ADR-0029 — Progressive delivery with Argo Rollouts (canary + analysis)
- Status: Deferred
- Date: 2026-06-11
- Related: platform/04 deployment, ADR-0013, ADR-0028
V1 Freeze (2026-06-12): Deferred. No canary fleet in V1. Re-opens at P4.
Context
A bad deploy of a data-custody platform can corrupt or lose user data. Plain rolling updates reach 100% of traffic before metrics reveal a regression. We want deploys that expose a new version gradually and roll back automatically on objective signals.
Decision
Use Argo Rollouts for stateless, traffic-serving services (gateway, bitvaultd,
web):
- Canary with automated analysis: shift traffic in steps (e.g. 10→30→100%), and at each step query metrics via AnalysisTemplates (Prometheus/OTel: success rate, p99 latency vs NFR-3 SLOs, error-budget burn, saturation).

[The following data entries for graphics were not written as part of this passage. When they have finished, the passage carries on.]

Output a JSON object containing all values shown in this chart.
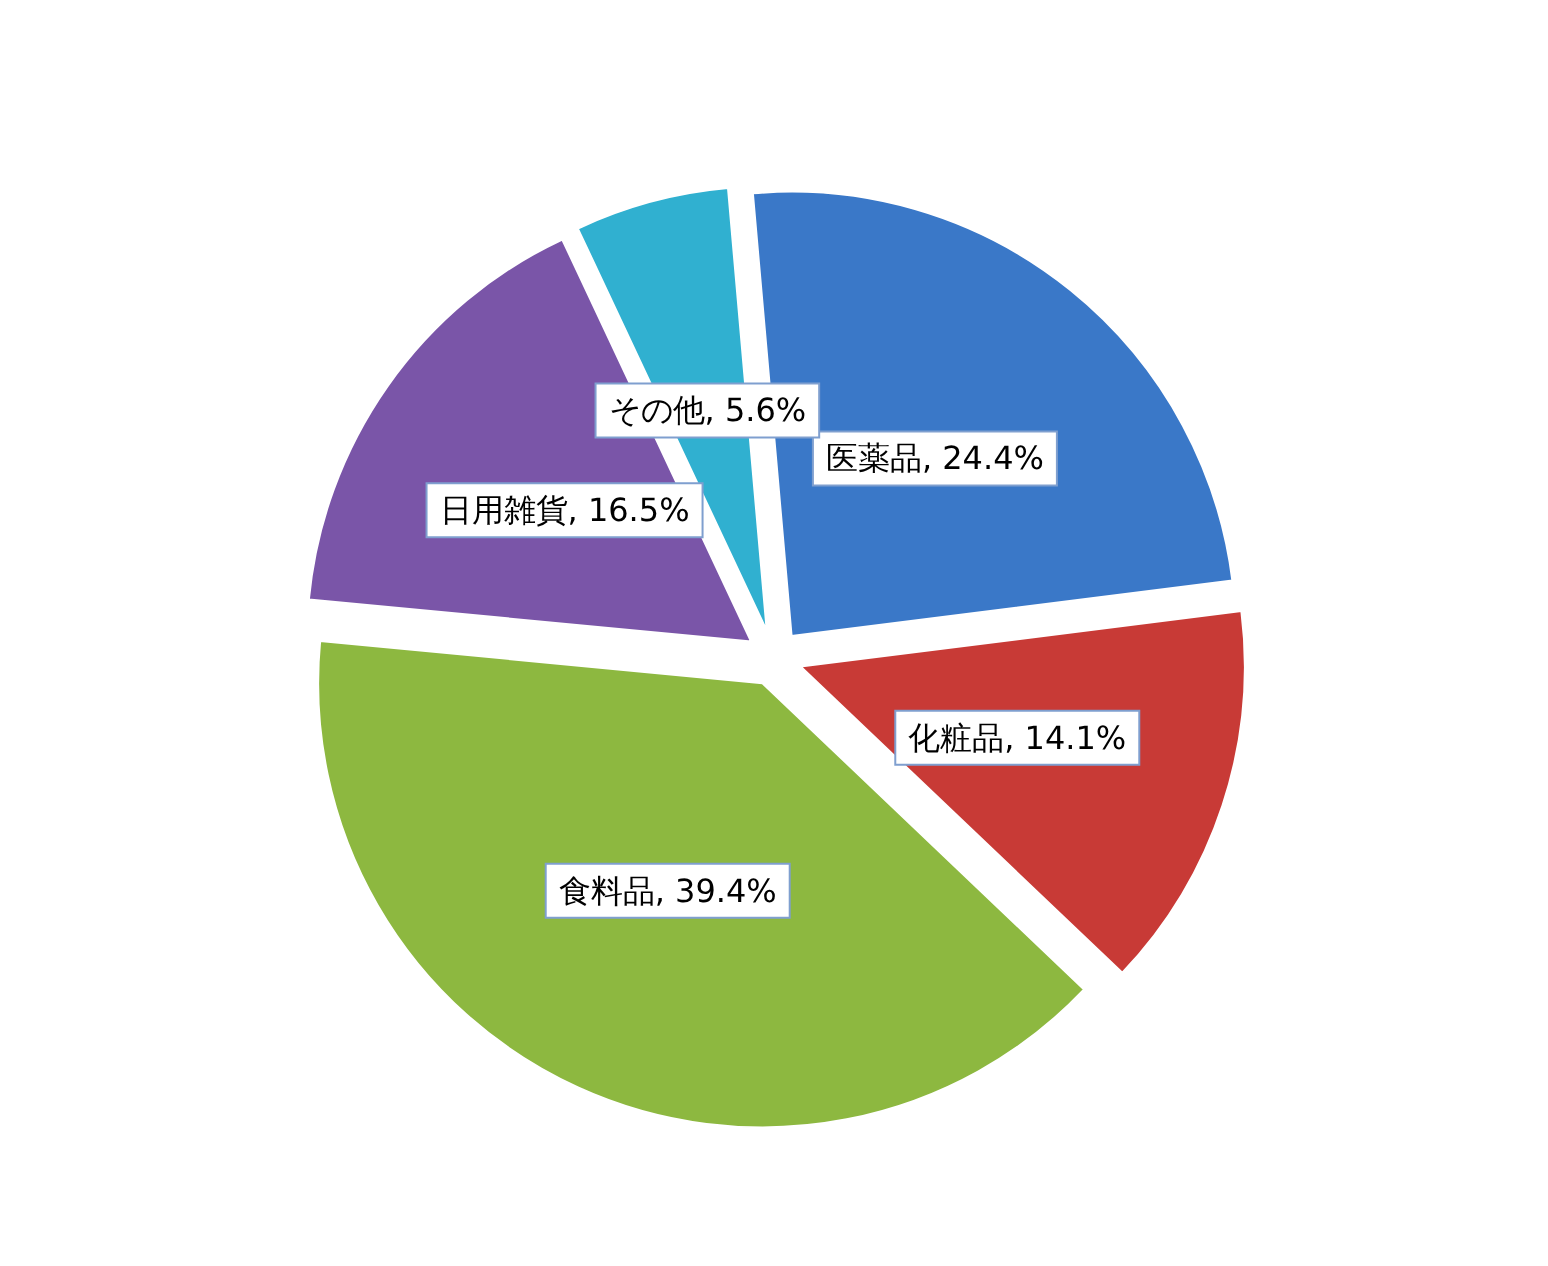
{
  "chart_data": {
    "type": "pie",
    "categories": [
      "医薬品",
      "化粧品",
      "食料品",
      "日用雑貨",
      "その他"
    ],
    "values": [
      24.4,
      14.1,
      39.4,
      16.5,
      5.6
    ],
    "value_labels": [
      "24.4%",
      "14.1%",
      "39.4%",
      "16.5%",
      "5.6%"
    ],
    "colors": [
      "#3a78c8",
      "#c83a36",
      "#8db840",
      "#7a55a8",
      "#30b0d0"
    ]
  }
}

A failing metric auto-aborts and restores the stable version with no human in the loop.
- Blue-green where instant cutover/rollback is preferable (e.g.
web). - Workers (no inbound traffic) use rolling updates — safe because consumers are idempotent (ADR-0006).

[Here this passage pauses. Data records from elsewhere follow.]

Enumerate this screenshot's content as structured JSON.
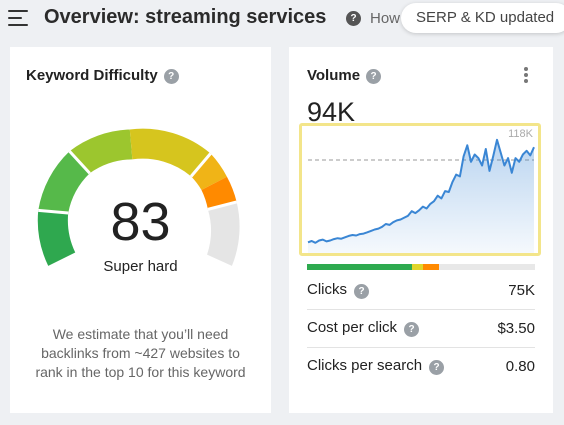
{
  "header": {
    "title": "Overview: streaming services",
    "help_glyph": "?",
    "how_text": "How",
    "serp_badge": "SERP & KD updated"
  },
  "kd_card": {
    "title": "Keyword Difficulty",
    "value": "83",
    "label": "Super hard",
    "description": "We estimate that you’ll need backlinks from ~427 websites to rank in the top 10 for this keyword",
    "gauge_fill_fraction": 0.83
  },
  "volume_card": {
    "title": "Volume",
    "value": "94K",
    "chart_max_label": "118K",
    "metrics": [
      {
        "label": "Clicks",
        "value": "75K"
      },
      {
        "label": "Cost per click",
        "value": "$3.50"
      },
      {
        "label": "Clicks per search",
        "value": "0.80"
      }
    ],
    "click_distribution": [
      {
        "color": "#2eaa4f",
        "share": 0.46
      },
      {
        "color": "#e0d52a",
        "share": 0.05
      },
      {
        "color": "#ff8a00",
        "share": 0.07
      }
    ]
  },
  "chart_data": {
    "type": "area",
    "title": "",
    "ylim": [
      0,
      118000
    ],
    "max_label": "118K",
    "reference_value": 94000,
    "grid": false,
    "values": [
      4000,
      5500,
      3500,
      6000,
      7000,
      5000,
      6000,
      7500,
      8500,
      8000,
      9500,
      11000,
      12000,
      11500,
      13000,
      13500,
      15000,
      16500,
      18000,
      19000,
      21000,
      24000,
      23000,
      26000,
      28000,
      29000,
      31000,
      33000,
      38000,
      36000,
      39000,
      43000,
      41000,
      46000,
      49000,
      55000,
      52000,
      60000,
      59000,
      70000,
      78000,
      76000,
      98000,
      110000,
      92000,
      100000,
      96000,
      88000,
      106000,
      82000,
      98000,
      116000,
      102000,
      88000,
      96000,
      80000,
      96000,
      92000,
      100000,
      104000,
      99000,
      108000
    ]
  },
  "colors": {
    "accent_line": "#3a86d4",
    "highlight_border": "#f3e58a",
    "kd_orange": "#ff8a00"
  }
}
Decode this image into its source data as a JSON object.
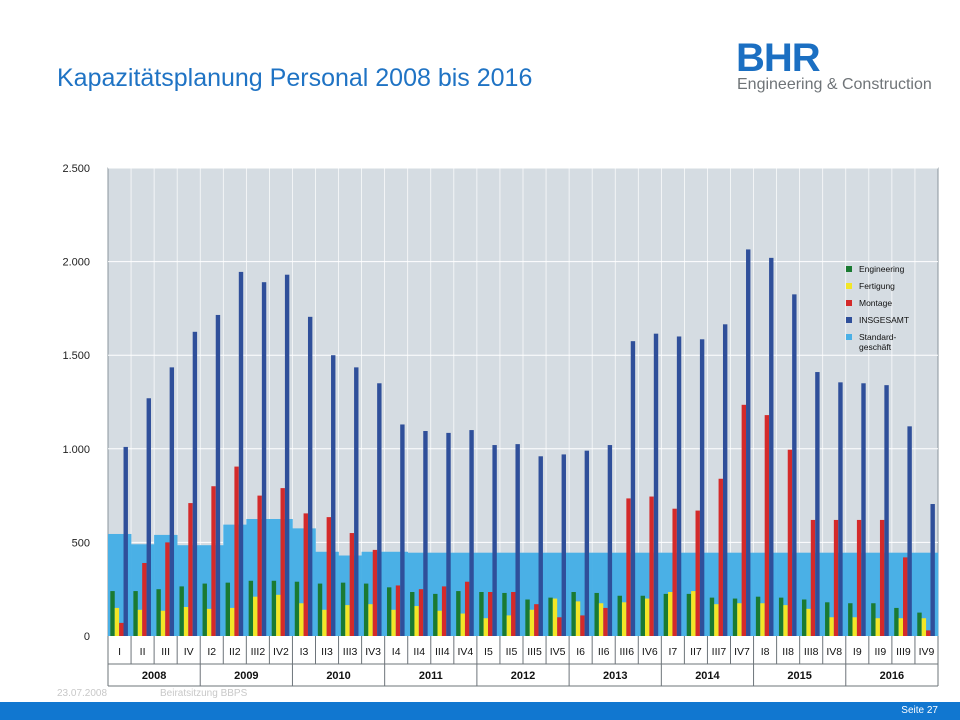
{
  "slide": {
    "title": "Kapazitätsplanung Personal 2008 bis 2016",
    "date": "23.07.2008",
    "event": "Beiratsitzung BBPS",
    "page": "Seite 27"
  },
  "logo": {
    "word": "BHR",
    "subtitle": "Engineering & Construction",
    "color": "#1b6fc2"
  },
  "colors": {
    "title": "#1f73c4",
    "footer_bar": "#1177d0"
  },
  "chart_data": {
    "type": "bar",
    "ylim": [
      0,
      2500
    ],
    "yticks": [
      0,
      500,
      1000,
      1500,
      2000,
      2500
    ],
    "ytick_labels": [
      "0",
      "500",
      "1.000",
      "1.500",
      "2.000",
      "2.500"
    ],
    "grid": true,
    "legend_position": "top-right",
    "categories": [
      "I",
      "II",
      "III",
      "IV",
      "I2",
      "II2",
      "III2",
      "IV2",
      "I3",
      "II3",
      "III3",
      "IV3",
      "I4",
      "II4",
      "III4",
      "IV4",
      "I5",
      "II5",
      "III5",
      "IV5",
      "I6",
      "II6",
      "III6",
      "IV6",
      "I7",
      "II7",
      "III7",
      "IV7",
      "I8",
      "II8",
      "III8",
      "IV8",
      "I9",
      "II9",
      "III9",
      "IV9"
    ],
    "years": [
      "2008",
      "2009",
      "2010",
      "2011",
      "2012",
      "2013",
      "2014",
      "2015",
      "2016"
    ],
    "series": [
      {
        "name": "Engineering",
        "color": "#1a7a32",
        "values": [
          240,
          240,
          250,
          265,
          280,
          285,
          295,
          295,
          290,
          280,
          285,
          280,
          260,
          235,
          225,
          240,
          235,
          230,
          195,
          205,
          235,
          230,
          215,
          215,
          225,
          225,
          205,
          200,
          210,
          205,
          195,
          180,
          175,
          175,
          150,
          125
        ]
      },
      {
        "name": "Fertigung",
        "color": "#f2e627",
        "values": [
          150,
          140,
          135,
          155,
          145,
          150,
          210,
          220,
          175,
          140,
          165,
          170,
          140,
          160,
          135,
          120,
          95,
          110,
          140,
          200,
          185,
          175,
          180,
          200,
          235,
          240,
          170,
          175,
          175,
          165,
          145,
          100,
          100,
          95,
          95,
          95
        ]
      },
      {
        "name": "Montage",
        "color": "#d42a2a",
        "values": [
          70,
          390,
          500,
          710,
          800,
          905,
          750,
          790,
          655,
          635,
          550,
          460,
          270,
          250,
          265,
          290,
          235,
          235,
          170,
          100,
          110,
          150,
          735,
          745,
          680,
          670,
          840,
          1235,
          1180,
          995,
          620,
          620,
          620,
          620,
          420,
          30
        ]
      },
      {
        "name": "INSGESAMT",
        "color": "#2f4f9a",
        "values": [
          1010,
          1270,
          1435,
          1625,
          1715,
          1945,
          1890,
          1930,
          1705,
          1500,
          1435,
          1350,
          1130,
          1095,
          1085,
          1100,
          1020,
          1025,
          960,
          970,
          990,
          1020,
          1575,
          1615,
          1600,
          1585,
          1665,
          2065,
          2020,
          1825,
          1410,
          1355,
          1350,
          1340,
          1120,
          705
        ]
      },
      {
        "name": "Standard-geschäft",
        "legend": [
          "Standard-",
          "geschäft"
        ],
        "color": "#4ab0e6",
        "values": [
          545,
          490,
          540,
          485,
          485,
          595,
          625,
          625,
          575,
          450,
          430,
          450,
          450,
          445,
          445,
          445,
          445,
          445,
          445,
          445,
          445,
          445,
          445,
          445,
          445,
          445,
          445,
          445,
          445,
          445,
          445,
          445,
          445,
          445,
          445,
          445
        ]
      }
    ]
  }
}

- Databases are never canaried; schema changes use expand/contract migrations as ArgoCD PreSync hooks (platform/04 §4).
Consequences
Positive
- Regressions are caught at 10% traffic, not 100%; rollback is automatic and fast.
- Deploys are gated on objective SLOs, not vibes.
- Integrates natively with ArgoCD (ADR-0028).
Negative / costs
- Requires reliable metrics + traffic shaping (ingress/mesh) and runs two versions during canary (transient extra cost). Worth it in prod; dev/staging use fast rolling.
- A noisy metric can cause false aborts → tune thresholds + inconclusive windows.
Alternatives considered
- Plain rolling everywhere: simplest; a bad version hits everyone before metrics react. Kept for workers/nonprod only.
- Recreate: downtime; only for singletons.
- Flagger: equivalent; Argo Rollouts chosen for ArgoCD integration.
Scaling
Short analysis windows + HPA bound the two-version cost; expand/contract + online index builds keep migrations zero-downtime at large table sizes (storage/08).